Elaboré en même temps que son disque précédent (Nebraska) mais très différent sur le plan musical, Born in the U.S.A., dont la pochette symbolise l’appartenance à une communauté (les ricains, et plus précisément les cols bleus), est le plus gros succès du Boss qui chante l’Amérique en jean, les vétérans du Vietnam, les amis de jeunesse et ceux qui ne renoncent jamais.
SPRINGSTEEN est au sommet de son art de songwriter bien qu’il s’oriente majoritairement vers le rock FM avec cet opus. Et malgré une production très années 1980, l’album sonne comme un acte de résistance politique à l’heure de la révolution libérale mise en œuvre aux États-Unis et en Angleterre.
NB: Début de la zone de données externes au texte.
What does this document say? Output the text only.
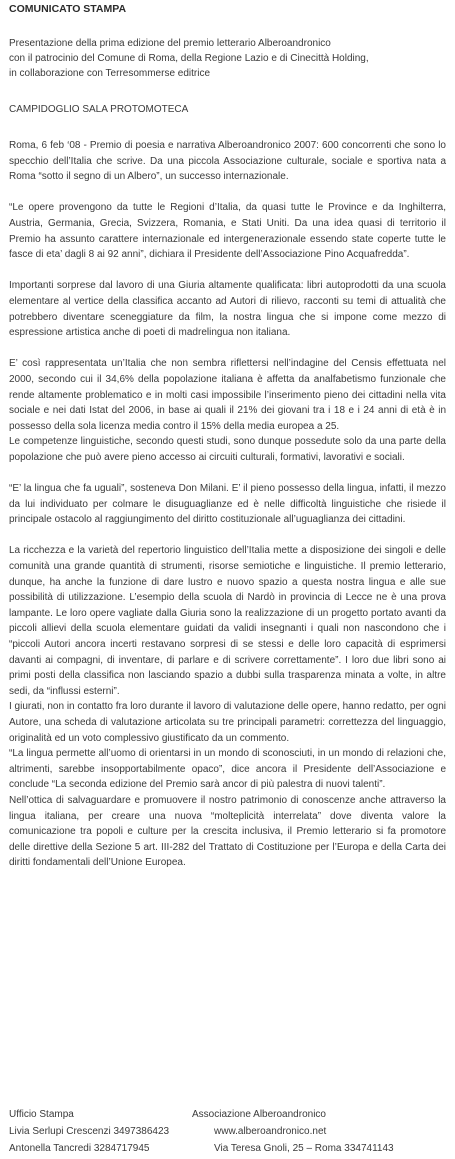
COMUNICATO STAMPA

Presentazione della prima edizione del premio letterario Alberoandronico

con il patrocinio del Comune di Roma, della Regione Lazio e di Cinecittà Holding,

in collaborazione con Terresommerse editrice

CAMPIDOGLIO SALA PROTOMOTECA

Roma, 6 feb ‘08 - Premio di poesia e narrativa Alberoandronico 2007: 600 concorrenti che sono lo specchio dell’Italia che scrive. Da una piccola Associazione culturale, sociale e sportiva nata a Roma “sotto il segno di un Albero”, un successo internazionale.

“Le opere provengono da tutte le Regioni d’Italia, da quasi tutte le Province e da Inghilterra, Austria, Germania, Grecia, Svizzera, Romania, e Stati Uniti. Da una idea quasi di territorio il Premio ha assunto carattere internazionale ed intergenerazionale essendo state coperte tutte le fasce di eta’ dagli 8 ai 92 anni”, dichiara il Presidente dell’Associazione Pino Acquafredda”.

Importanti sorprese dal lavoro di una Giuria altamente qualificata: libri autoprodotti da una scuola elementare al vertice della classifica accanto ad Autori di rilievo, racconti su temi di attualità che potrebbero diventare sceneggiature da film, la nostra lingua che si impone come mezzo di espressione artistica anche di poeti di madrelingua non italiana.

E’ così rappresentata un’Italia che non sembra riflettersi nell’indagine del Censis effettuata nel 2000, secondo cui il 34,6% della popolazione italiana è affetta da analfabetismo funzionale che rende altamente problematico e in molti casi impossibile l’inserimento pieno dei cittadini nella vita sociale e nei dati Istat del 2006, in base ai quali il 21% dei giovani tra i 18 e i 24 anni di età è in possesso della sola licenza media contro il 15% della media europea a 25.

Le competenze linguistiche, secondo questi studi, sono dunque possedute solo da una parte della popolazione che può avere pieno accesso ai circuiti culturali, formativi, lavorativi e sociali.

“E’ la lingua che fa uguali”, sosteneva Don Milani. E’ il pieno possesso della lingua, infatti, il mezzo da lui individuato per colmare le disuguaglianze ed è nelle difficoltà linguistiche che risiede il principale ostacolo al raggiungimento del diritto costituzionale all’uguaglianza dei cittadini.

La ricchezza e la varietà del repertorio linguistico dell’Italia mette a disposizione dei singoli e delle comunità una grande quantità di strumenti, risorse semiotiche e linguistiche. Il premio letterario, dunque, ha anche la funzione di dare lustro e nuovo spazio a questa nostra lingua e alle sue possibilità di utilizzazione. L’esempio della scuola di Nardò in provincia di Lecce ne è una prova lampante. Le loro opere vagliate dalla Giuria sono la realizzazione di un progetto portato avanti da piccoli allievi della scuola elementare guidati da validi insegnanti i quali non nascondono che i “piccoli Autori ancora incerti restavano sorpresi di se stessi e delle loro capacità di esprimersi davanti ai compagni, di inventare, di parlare e di scrivere correttamente”. I loro due libri sono ai primi posti della classifica non lasciando spazio a dubbi sulla trasparenza minata a volte, in altre sedi, da “influssi esterni”.

I giurati, non in contatto fra loro durante il lavoro di valutazione delle opere, hanno redatto, per ogni Autore, una scheda di valutazione articolata su tre principali parametri: correttezza del linguaggio, originalità ed un voto complessivo giustificato da un commento.

“La lingua permette all’uomo di orientarsi in un mondo di sconosciuti, in un mondo di relazioni che, altrimenti, sarebbe insopportabilmente opaco”, dice ancora il Presidente dell’Associazione e conclude “La seconda edizione del Premio sarà ancor di più palestra di nuovi talenti”.

Nell’ottica di salvaguardare e promuovere il nostro patrimonio di conoscenze anche attraverso la lingua italiana, per creare una nuova “molteplicità interrelata” dove diventa valore la comunicazione tra popoli e culture per la crescita inclusiva, il Premio letterario si fa promotore delle direttive della Sezione 5 art. III-282 del Trattato di Costituzione per l’Europa e della Carta dei diritti fondamentali dell’Unione Europea.

Ufficio Stampa
Livia Serlupi Crescenzi 3497386423
Antonella Tancredi 3284717945
Associazione Alberoandronico
www.alberoandronico.net
Via Teresa Gnoli, 25 – Roma 334741143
Outre les instruments habituels de l’ensemble des musiciens (SPRINGSTEEN et le E Street Band), le synthétiseur – joué par Roy BITTAN – est omniprésent sur ce disque.
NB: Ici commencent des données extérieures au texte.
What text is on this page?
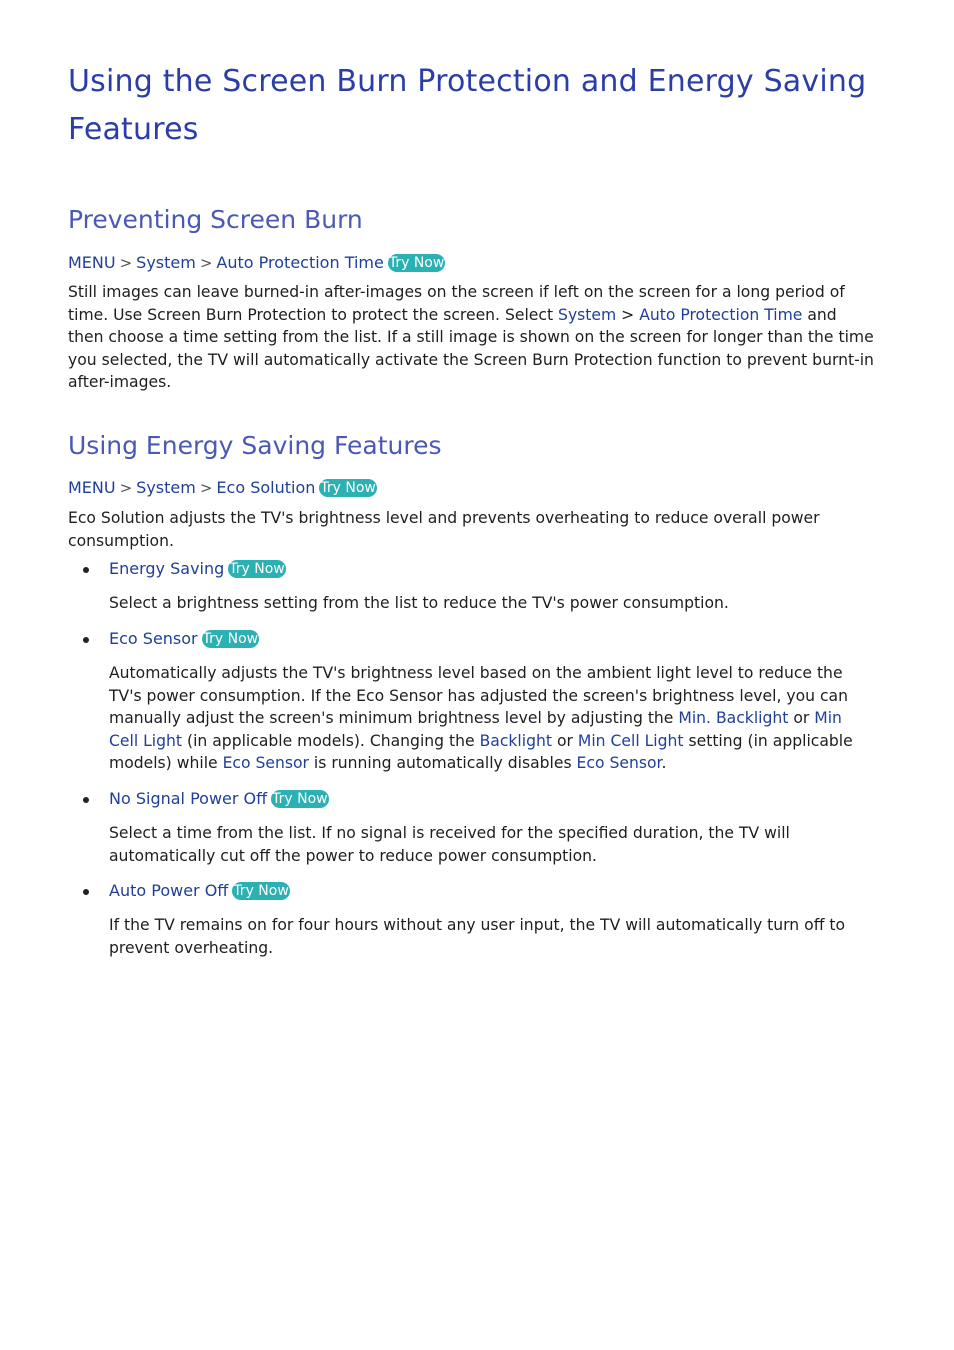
Using the Screen Burn Protection and Energy Saving Features
Preventing Screen Burn
MENU > System > Auto Protection Time Try Now

Still images can leave burned-in after-images on the screen if left on the screen for a long period of time. Use Screen Burn Protection to protect the screen. Select System > Auto Protection Time and then choose a time setting from the list. If a still image is shown on the screen for longer than the time you selected, the TV will automatically activate the Screen Burn Protection function to prevent burnt-in after-images.

Using Energy Saving Features
MENU > System > Eco Solution Try Now

Eco Solution adjusts the TV's brightness level and prevents overheating to reduce overall power consumption.

Energy Saving Try Now

Select a brightness setting from the list to reduce the TV's power consumption.

Eco Sensor Try Now

Automatically adjusts the TV's brightness level based on the ambient light level to reduce the TV's power consumption. If the Eco Sensor has adjusted the screen's brightness level, you can manually adjust the screen's minimum brightness level by adjusting the Min. Backlight or Min Cell Light (in applicable models). Changing the Backlight or Min Cell Light setting (in applicable models) while Eco Sensor is running automatically disables Eco Sensor.

No Signal Power Off Try Now

Select a time from the list. If no signal is received for the specified duration, the TV will automatically cut off the power to reduce power consumption.

Auto Power Off Try Now

If the TV remains on for four hours without any user input, the TV will automatically turn off to prevent overheating.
Après une gestation qui s’étale sur plus de deux années (environ soixante-dix titres ont été enregistrés, sans compter les chansons de Nebraska issues des mêmes sessions) Born in the U.S.A. est enfin mixé et masterisé en mars 1984.
1. A l'origine, Born in the U.S.A. est un scénario que Paul SCHRADER a envoyé à Bruce SPRINGSTEEN pour qu'il en compose la musique. Celui-ci a récupéré le titre pour en faire une protest song illustrant le livre-document de Ron KOVIC Né un 4 juillet. Sur un rythme rock, la chanson raconte donc le difficile retour d'un GI de la guerre du Vietnam, avec ses couplets sombres, et son refrain revendiquant son appartenance à la civilisation américaine. Chanson qui sera interprétée par certains comme hautement patriotique, et même récupérée – au grand dam du Boss – par Ronald REAGAN pour sa campagne présidentielle de 1984.
Musicalement, Born in the U.S.A. se caractérise principalement par trois éléments : le synthétiseur aux sonorités orientales, la caisse claire qui claque tel un coup de feu, et la performance vocale du songwriter. C'est la première chanson à avoir été mise en boîte pour l'album, et l'une des plus grandes réussites de SPRINGSTEEN (qui la jouera près de 1.000 fois en concert).
2. Le narrateur de Cover Me a sombré dans la paranoïa et demande à sa girlfriend de le protéger. Initialement destiné à Donna SUMMER, cet excellent morceau (qui sortira en single) se caractérise par un très bon solo de guitare exécuté par le Boss.
3. Sur une musique hommage à CREEDENCE CLEARWATER REVIVAL, Darlington County raconte la virée de deux new-yorkais vers les États du sud afin d’y trouver du travail. Mais lorsqu’ils arrivent à Darlington (Caroline du Sud) c’est plutôt les filles qui les intéressent et leur périple tourne mal… Enregistré en deux prises par un E Street Band au taquet, ce rock très festif est de facture assez classique.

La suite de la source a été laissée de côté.